Lake Atitlan, Guatemala
Software development 

TrainersLab postmortem

TrainersLab was a Windows application that I created together with a Swedish bodybuilder in 2003. In those days you called it a "Multimedia CD-ROM" to make it sound more fancy.

We parted ways and I continued on my own, redesigned the application and published a new version in 2005, as downloadable on the internet.

I still think the technology I used and style of user interface of this new version is very interesting, and could motivate doing a postmortem description of this dead product.


My very talented friend Erik was kind enough to design the logo and page elements. See above for the stylized TL as in TrainersLab. It was meant to resemble the heart pulse curve of an ECG print.

TrainersLab was part educational material, mostly about gym training and nutrition, and part diary tools to log and analyze your training. The philosophy was "Science doesn't fully understand optimal training yet. Become your own scientist and analyze what you do, to find your optimum path to success."

A trial version of TrainersLab can be downloaded from here. Works on Windows XP, but probably not on Windows 7 and later versions.

Technology

TrainersLab was built in .NET technology with C# 2.0, and a proprietary database format. Data was stored through normal object serialization, and then written as records in a simple flat file database, with a separate index file to keep track of all objects. This resulted in pretty simple but efficient storage of object graphs, and quite the opposite of a sophisticated RDBMS that would have had to be installed on the user machines.

The user interface was mostly done in HTML, which was very unusual at the time, and still is for a Windows application. All content and tools were in document style pages not forms, and organized in a hierarchy of folders.

Below: The general design of the application. The folder structure is to the left, the main menu at the top, and the document pane to the right. The document pane was entirely done in HTML with the rest was normal Winform components. (All in Swedish).

I embedded Internet Explorer into the application, and made heavy use of its content edit mode, so that pages could be edited in a true WYSIWYG fashion. Pages could be created and modified both during its production and at the hands of a user.
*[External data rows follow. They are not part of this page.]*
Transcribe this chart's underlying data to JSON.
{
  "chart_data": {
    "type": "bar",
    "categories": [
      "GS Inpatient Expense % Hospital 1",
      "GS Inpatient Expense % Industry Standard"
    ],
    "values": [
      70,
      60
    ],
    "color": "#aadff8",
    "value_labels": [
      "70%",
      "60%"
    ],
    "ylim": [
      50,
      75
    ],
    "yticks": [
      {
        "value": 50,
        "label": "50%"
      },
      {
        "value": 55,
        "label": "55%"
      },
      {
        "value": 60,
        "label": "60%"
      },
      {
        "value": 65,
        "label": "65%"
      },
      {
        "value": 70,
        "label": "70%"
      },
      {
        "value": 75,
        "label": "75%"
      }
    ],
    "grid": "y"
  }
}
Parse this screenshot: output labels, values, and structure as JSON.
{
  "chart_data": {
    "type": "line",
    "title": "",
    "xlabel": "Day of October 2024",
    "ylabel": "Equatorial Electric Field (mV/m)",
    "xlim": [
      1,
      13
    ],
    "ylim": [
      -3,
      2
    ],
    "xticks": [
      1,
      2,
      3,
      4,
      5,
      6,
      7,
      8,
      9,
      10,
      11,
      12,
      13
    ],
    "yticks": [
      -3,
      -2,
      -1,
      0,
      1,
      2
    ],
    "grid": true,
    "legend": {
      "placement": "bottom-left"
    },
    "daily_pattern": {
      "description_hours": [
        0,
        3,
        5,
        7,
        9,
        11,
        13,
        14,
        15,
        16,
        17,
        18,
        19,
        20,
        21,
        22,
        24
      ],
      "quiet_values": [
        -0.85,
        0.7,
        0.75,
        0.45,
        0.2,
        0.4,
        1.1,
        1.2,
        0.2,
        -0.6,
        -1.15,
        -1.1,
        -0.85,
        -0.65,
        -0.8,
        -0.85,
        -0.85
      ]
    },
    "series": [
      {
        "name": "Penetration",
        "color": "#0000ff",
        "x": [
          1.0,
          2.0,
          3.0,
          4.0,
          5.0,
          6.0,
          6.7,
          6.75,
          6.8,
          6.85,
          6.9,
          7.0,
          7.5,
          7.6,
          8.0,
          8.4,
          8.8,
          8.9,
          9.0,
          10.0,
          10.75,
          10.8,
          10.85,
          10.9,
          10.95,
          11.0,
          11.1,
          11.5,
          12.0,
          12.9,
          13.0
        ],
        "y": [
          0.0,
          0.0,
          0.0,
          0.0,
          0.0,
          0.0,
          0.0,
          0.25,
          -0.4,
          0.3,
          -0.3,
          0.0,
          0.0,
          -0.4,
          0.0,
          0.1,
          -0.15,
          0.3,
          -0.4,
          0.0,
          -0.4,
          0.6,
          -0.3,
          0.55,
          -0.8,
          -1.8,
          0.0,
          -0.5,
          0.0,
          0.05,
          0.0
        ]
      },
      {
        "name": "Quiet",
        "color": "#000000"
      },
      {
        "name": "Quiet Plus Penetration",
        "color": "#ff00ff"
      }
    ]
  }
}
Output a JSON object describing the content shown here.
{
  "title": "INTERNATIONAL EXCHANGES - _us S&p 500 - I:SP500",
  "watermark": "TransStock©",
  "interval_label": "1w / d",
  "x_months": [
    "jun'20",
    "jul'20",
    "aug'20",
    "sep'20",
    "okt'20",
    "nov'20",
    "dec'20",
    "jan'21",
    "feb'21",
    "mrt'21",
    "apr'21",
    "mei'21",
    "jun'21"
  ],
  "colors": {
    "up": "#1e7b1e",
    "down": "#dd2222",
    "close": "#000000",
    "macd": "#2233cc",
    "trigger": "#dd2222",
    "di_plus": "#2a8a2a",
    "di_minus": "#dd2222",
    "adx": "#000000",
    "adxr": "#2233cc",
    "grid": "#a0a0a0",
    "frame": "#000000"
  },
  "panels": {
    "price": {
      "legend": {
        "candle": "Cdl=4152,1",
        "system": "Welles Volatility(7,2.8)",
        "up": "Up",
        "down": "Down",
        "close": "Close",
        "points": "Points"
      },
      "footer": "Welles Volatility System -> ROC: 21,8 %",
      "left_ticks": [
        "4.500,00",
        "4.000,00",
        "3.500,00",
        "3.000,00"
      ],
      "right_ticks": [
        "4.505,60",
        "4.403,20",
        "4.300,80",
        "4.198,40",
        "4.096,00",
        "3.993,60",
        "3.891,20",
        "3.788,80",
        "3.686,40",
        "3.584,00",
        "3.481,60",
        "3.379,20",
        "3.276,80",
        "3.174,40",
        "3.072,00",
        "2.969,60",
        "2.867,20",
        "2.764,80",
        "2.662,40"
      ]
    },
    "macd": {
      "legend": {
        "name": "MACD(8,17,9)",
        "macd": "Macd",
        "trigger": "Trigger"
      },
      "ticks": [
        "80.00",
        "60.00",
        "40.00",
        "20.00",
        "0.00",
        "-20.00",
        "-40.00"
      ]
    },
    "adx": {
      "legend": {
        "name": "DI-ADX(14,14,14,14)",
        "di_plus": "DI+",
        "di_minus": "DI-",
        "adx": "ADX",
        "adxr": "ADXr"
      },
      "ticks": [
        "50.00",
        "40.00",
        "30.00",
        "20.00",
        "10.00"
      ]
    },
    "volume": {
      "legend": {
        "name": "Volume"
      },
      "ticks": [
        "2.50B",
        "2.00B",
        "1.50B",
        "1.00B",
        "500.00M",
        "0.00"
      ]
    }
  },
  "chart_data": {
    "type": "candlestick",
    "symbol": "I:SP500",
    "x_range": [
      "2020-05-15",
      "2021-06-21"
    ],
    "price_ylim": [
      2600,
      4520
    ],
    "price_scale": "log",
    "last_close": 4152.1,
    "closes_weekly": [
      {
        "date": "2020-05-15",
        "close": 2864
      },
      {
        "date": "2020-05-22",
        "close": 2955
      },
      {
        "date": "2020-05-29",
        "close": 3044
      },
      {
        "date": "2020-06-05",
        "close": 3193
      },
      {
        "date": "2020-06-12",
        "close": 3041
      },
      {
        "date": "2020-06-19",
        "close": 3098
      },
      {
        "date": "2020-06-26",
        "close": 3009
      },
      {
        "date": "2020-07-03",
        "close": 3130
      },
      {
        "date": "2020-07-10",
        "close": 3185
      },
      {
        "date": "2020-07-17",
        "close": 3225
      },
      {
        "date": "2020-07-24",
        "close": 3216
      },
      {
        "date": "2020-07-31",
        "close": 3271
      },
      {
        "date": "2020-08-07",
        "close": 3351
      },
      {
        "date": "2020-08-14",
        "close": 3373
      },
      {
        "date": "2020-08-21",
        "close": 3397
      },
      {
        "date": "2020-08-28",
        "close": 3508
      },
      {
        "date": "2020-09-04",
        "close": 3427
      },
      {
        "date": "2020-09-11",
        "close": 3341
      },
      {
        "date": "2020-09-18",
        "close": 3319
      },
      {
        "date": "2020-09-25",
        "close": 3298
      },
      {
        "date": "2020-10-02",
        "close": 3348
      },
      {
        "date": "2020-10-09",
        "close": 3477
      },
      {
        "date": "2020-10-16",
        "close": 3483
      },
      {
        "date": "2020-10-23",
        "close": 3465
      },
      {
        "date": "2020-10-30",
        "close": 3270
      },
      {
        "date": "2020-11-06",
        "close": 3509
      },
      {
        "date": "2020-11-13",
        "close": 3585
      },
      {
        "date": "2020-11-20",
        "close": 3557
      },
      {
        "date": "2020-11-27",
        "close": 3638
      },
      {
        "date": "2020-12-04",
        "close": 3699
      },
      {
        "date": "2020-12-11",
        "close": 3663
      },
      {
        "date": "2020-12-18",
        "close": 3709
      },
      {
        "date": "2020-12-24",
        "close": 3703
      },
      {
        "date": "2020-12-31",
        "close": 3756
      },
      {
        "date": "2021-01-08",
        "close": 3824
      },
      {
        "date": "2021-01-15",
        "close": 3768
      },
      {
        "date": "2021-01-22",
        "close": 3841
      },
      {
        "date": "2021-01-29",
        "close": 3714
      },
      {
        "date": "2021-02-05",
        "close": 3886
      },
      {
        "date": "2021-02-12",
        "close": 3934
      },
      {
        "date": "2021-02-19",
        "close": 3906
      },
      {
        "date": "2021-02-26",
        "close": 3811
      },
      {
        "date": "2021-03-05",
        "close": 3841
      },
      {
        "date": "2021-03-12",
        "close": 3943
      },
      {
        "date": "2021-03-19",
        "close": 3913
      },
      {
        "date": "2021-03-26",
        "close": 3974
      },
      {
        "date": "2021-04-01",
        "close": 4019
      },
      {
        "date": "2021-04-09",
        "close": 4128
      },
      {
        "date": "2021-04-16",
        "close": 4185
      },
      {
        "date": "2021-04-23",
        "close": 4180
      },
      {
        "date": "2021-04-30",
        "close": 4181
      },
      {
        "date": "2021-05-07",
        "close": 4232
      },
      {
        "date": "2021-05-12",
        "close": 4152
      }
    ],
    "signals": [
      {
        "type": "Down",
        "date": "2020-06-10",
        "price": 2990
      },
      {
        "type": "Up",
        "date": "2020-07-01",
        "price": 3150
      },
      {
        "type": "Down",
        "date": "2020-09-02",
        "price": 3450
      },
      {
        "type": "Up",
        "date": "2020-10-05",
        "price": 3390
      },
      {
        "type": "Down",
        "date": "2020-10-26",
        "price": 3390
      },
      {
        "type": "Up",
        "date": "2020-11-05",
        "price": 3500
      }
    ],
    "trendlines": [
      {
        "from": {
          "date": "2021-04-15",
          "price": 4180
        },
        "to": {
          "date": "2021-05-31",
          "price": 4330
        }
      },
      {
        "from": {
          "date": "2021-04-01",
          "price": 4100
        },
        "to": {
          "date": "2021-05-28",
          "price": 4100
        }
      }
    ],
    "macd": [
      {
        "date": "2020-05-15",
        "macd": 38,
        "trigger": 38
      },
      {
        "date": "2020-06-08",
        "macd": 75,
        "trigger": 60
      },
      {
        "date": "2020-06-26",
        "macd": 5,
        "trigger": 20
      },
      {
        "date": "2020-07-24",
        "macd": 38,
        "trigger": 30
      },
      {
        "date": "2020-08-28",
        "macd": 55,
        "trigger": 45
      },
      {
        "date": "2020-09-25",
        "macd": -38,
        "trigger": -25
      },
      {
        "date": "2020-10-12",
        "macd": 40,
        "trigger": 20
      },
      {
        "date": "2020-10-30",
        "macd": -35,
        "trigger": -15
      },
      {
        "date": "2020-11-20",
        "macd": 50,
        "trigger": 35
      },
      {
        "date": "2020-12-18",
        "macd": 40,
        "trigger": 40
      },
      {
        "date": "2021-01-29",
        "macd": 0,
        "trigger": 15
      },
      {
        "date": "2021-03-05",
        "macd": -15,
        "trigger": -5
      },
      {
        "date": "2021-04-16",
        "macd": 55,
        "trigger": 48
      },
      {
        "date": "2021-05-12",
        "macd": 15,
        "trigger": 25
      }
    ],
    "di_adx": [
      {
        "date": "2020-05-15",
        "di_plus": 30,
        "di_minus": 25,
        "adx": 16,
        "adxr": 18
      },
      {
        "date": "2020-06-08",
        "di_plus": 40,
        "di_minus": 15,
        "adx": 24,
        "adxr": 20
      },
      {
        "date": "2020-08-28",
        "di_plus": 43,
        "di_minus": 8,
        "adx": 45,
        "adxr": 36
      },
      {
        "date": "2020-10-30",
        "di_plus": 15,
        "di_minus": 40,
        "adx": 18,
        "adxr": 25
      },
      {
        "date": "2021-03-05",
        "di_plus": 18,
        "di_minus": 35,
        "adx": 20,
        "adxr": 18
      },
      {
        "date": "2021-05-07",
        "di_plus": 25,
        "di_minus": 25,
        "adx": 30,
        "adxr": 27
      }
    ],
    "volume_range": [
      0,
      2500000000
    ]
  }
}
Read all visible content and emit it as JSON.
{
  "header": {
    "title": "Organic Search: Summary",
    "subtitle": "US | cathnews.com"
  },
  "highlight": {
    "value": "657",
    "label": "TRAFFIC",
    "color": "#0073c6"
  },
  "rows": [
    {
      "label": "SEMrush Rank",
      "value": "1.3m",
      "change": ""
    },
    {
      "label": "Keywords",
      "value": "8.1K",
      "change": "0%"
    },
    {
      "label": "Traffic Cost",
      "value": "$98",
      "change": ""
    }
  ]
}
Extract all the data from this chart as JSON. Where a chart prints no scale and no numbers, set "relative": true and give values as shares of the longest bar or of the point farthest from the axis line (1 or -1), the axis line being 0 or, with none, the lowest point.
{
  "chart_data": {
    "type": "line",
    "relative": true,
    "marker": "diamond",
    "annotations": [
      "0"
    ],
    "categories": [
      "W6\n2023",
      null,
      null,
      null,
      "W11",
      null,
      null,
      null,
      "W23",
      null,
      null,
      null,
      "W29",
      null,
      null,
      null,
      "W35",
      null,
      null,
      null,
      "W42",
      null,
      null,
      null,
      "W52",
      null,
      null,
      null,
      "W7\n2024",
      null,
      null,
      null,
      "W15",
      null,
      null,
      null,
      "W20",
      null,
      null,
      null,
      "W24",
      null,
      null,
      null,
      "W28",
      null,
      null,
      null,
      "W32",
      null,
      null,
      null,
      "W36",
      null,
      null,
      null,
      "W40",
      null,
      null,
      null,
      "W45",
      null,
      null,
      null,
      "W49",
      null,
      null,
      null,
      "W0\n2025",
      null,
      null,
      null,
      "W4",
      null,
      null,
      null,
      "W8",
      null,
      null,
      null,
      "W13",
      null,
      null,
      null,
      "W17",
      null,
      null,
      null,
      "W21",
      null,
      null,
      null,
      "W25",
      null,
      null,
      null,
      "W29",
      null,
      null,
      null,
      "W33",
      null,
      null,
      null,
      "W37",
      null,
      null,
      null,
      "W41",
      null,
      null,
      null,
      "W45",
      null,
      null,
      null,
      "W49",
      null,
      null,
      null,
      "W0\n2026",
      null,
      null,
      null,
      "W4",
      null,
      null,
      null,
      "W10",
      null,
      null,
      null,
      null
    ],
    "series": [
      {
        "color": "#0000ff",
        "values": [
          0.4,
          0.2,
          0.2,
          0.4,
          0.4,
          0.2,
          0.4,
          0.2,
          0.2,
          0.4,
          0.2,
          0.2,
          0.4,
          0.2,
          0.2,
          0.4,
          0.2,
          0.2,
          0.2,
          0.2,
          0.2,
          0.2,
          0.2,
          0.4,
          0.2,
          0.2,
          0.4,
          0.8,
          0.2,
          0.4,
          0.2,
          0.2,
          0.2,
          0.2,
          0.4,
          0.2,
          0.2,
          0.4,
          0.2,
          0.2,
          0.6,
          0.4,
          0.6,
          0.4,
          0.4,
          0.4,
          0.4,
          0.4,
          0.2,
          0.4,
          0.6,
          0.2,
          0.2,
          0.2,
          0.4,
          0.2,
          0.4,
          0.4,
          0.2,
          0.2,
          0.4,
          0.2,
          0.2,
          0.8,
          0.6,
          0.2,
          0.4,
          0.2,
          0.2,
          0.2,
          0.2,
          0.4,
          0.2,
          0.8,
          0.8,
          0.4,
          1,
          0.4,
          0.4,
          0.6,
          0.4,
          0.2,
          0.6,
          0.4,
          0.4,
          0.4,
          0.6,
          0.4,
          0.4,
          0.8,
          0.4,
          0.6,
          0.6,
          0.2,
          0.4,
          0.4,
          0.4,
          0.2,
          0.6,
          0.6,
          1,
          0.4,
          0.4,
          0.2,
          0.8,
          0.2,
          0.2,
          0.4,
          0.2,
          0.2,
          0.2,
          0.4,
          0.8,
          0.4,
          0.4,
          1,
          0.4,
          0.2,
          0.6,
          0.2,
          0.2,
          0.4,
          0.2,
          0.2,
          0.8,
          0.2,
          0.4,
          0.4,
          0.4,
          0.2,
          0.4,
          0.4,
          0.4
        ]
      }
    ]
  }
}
The structure could be navigated though the left menu, or if it was hidden away, through clicking on links in the text of the pages, and through the breadcrumb navigation at the top of each page. This gave the application a feel of being a web site but at the same time an application, which I felt was a very nice and powerful combination. 

For example at the start page above, the user can either browse the directory structure to the left. Or he can click a button above to hide the directory, and then continue browsing around like a web site with underlined links, as shown below. 

Below: The page content is in the middle, in this case a folder that lists recipes. At the top is the breadcrumb navigation that shows where in the structure the page is, and below is a list of sub pages/folders. To the left are checkboxes with icons, which optionally show and hide those particular sections.

TrainersLab had a huge database of ingredients and their nutritional values. These were combined into recipes, with totals for all the values, so that users could keep track of their diets. 

Below: The nutritional values for papaya fruit. These pages are documents, but at the same time editable, in that every white box can be edited by the user.

Below: A number of ingredients are combined into a recipe. The editing was all through the magic of dynamic HTML. The text of each ingredient is a clickable link that leads back to its page.

Below: The same logic applies to exercises and how they are combined into training sessions. Every exercise included in the application also had a video sequence of my friend performing it. We filmed it in the gym and then I carefully extracted one single repetition from the feed, so that it could be looped indefinitely without any sign of overlap. As with ingredients having nutritional values, exercises instead had a list of involved muscles.

Below: Several exercises are combined into a training session, with space to write your result in the exercise, for example 40 kg done for 12 repetitions.

Below: I dug deep into the physiology books and compiled descriptions of all major muscles in the body. In this case the major pectoral muscle.

Below: It all came together in the dairy, where all meals and training sessions were logged.

Below: The powerful diagram function took all the logged data and presented it as curves, to analyze progress, and find what things that did not work really well. In the example below three curves are compared: amount of protein consumed, amount of vitamin C consumed, and the result in bench press. (Sorry for not showing the entire diagram, this is the only screen shot I have).

Final thoughts

At the time I thought that combining a document flow layout with an application form layout was a very good thing, and where the future for user interfaces would lie. Forms get increasingly complex and need the flexibility and plasticity of flow layout, while documents usually need buttons and controls to modify their contents.

I still think this is an optimum way to design user interfaces, but few seem to agree, because there are no professional tools to create this kind of design. It has to be done through various tricks, and is very time consuming.

As for the story of TrainersLab, it never caught on. I believe it was a really good product, but I only sold about a hundred copies of it. I think it was a combination of the market not being ready for it, and lack of sales effort on my part. I learned the hard way that I should stick to being an engineer, not a businessman.